4 thoughts on “Book Expectations

  1. Well,you know I’m a pantser. I love that the characters have minds of their own. I didn’t think about that being able to happen to a plotter. That’s pretty cool.

    I’ve been lucky that my mom has always supported me no matter what I chose to do. She was my tower of strength growing up, and I think she’s the reason I feel like I’m so well adjusted. And it really helps that she loves my books. 🙂

  2. Pantsers generally assume that any advance planning is going to somehow interfere with their creativity. I’ve found just the opposite. I do intensive planning, but my characters *always* surprise me, and the stories always make twists and turns that I don’t expect.
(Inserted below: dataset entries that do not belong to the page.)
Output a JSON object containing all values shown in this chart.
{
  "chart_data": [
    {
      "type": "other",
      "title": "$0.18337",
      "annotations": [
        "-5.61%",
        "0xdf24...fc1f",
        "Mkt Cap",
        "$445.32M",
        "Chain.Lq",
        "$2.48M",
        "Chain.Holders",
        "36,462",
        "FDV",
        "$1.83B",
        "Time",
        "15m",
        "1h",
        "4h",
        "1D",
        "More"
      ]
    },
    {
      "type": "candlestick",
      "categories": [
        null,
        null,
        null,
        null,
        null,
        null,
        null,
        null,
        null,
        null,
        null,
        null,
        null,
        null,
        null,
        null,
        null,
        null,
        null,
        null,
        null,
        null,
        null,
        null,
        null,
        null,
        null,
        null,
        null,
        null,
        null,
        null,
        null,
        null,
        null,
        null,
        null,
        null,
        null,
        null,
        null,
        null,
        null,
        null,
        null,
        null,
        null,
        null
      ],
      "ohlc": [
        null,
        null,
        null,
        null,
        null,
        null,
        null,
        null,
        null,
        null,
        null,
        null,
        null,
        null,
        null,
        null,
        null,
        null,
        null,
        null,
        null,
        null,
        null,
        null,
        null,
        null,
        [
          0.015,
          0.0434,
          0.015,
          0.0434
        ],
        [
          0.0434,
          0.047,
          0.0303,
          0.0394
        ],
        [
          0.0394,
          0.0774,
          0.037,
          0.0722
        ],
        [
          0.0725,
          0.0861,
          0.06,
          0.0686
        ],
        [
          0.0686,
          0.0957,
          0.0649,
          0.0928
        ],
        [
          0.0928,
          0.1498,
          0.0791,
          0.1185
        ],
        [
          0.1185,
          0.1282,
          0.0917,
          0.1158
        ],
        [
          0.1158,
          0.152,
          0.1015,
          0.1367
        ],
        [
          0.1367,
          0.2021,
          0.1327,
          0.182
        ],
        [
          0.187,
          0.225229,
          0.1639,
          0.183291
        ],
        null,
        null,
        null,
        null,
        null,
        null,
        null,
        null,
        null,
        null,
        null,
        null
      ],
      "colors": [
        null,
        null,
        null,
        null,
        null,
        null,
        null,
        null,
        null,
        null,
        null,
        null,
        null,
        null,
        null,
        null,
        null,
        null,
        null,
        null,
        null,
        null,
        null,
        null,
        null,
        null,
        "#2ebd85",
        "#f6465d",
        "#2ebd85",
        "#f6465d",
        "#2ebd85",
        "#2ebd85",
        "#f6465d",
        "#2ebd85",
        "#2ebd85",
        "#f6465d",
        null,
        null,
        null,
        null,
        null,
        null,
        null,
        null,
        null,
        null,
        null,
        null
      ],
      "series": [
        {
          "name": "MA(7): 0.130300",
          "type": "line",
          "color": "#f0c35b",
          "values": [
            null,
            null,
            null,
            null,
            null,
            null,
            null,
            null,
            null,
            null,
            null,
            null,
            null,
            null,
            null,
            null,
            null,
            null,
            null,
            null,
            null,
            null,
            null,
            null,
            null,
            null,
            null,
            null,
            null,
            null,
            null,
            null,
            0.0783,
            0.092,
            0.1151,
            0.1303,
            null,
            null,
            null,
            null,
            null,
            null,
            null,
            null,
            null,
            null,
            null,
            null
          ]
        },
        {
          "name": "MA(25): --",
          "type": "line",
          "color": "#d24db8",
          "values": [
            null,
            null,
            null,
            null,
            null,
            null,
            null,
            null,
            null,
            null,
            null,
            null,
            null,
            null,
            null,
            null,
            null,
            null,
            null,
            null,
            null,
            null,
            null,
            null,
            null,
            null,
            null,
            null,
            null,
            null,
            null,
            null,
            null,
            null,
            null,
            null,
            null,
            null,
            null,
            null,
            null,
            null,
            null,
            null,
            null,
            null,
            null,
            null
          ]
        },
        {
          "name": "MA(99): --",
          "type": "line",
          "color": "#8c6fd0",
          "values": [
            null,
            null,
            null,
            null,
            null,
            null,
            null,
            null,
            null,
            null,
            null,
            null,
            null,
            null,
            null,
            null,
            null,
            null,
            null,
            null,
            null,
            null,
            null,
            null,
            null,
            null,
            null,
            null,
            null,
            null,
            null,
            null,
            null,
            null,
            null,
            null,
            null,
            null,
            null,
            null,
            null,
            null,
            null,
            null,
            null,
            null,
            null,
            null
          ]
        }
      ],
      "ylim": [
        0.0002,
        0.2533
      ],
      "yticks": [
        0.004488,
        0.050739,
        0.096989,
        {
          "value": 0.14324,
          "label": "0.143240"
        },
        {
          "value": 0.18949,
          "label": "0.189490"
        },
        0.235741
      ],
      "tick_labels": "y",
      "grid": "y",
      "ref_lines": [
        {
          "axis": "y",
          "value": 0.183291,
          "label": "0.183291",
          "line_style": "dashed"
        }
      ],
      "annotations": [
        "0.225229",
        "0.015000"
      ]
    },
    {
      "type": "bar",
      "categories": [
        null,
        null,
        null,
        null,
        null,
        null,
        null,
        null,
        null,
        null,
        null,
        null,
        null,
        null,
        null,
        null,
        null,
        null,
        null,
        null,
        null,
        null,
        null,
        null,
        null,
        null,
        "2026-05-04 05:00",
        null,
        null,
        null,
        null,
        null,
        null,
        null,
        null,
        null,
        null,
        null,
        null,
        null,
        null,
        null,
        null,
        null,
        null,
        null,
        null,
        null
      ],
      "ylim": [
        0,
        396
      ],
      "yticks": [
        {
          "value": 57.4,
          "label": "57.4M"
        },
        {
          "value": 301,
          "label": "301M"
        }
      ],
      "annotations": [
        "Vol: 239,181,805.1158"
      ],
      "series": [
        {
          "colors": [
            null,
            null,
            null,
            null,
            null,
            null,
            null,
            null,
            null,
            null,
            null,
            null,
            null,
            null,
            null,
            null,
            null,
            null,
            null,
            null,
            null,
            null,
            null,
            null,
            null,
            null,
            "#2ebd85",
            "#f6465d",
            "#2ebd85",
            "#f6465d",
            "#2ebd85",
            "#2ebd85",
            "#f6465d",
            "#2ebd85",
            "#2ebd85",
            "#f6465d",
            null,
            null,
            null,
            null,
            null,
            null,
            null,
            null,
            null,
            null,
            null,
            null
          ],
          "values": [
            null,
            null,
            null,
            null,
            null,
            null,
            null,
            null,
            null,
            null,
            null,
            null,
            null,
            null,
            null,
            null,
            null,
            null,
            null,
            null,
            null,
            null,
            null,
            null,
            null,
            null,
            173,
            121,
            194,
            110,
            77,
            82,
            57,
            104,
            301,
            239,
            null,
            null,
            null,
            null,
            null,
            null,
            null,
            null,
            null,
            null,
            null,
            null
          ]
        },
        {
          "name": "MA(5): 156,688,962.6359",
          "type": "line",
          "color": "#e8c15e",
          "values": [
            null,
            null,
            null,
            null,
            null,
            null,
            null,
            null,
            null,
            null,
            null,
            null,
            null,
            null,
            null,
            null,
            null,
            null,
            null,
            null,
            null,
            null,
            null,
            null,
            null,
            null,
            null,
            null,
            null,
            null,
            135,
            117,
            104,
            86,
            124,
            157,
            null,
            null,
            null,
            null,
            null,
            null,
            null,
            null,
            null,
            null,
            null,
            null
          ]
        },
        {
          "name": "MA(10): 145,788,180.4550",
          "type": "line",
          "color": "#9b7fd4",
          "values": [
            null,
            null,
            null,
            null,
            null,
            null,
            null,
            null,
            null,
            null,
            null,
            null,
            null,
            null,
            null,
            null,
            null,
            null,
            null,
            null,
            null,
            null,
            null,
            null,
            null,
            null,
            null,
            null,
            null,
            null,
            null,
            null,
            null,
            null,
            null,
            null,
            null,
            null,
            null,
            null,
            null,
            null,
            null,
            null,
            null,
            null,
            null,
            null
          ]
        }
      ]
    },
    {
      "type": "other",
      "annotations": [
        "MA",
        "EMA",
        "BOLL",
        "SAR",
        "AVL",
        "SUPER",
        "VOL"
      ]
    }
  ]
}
If you plan out every single scene and determine ahead of time exactly what your characters are going to do and say, then I’d agree that’s like wearing a straitjacket. But that’s not my idea of being a plotter.

  3. II agree with Catana–I plot a lot, but some character will always stand up and tell me to stuff my outline, there is no way they are going to do or say what I’ve planned. If they don’t, then the piece feels lifeless–I think it is more a noose than a straightjacket, because it just kills the character if I insist. I’ve stopped doing that!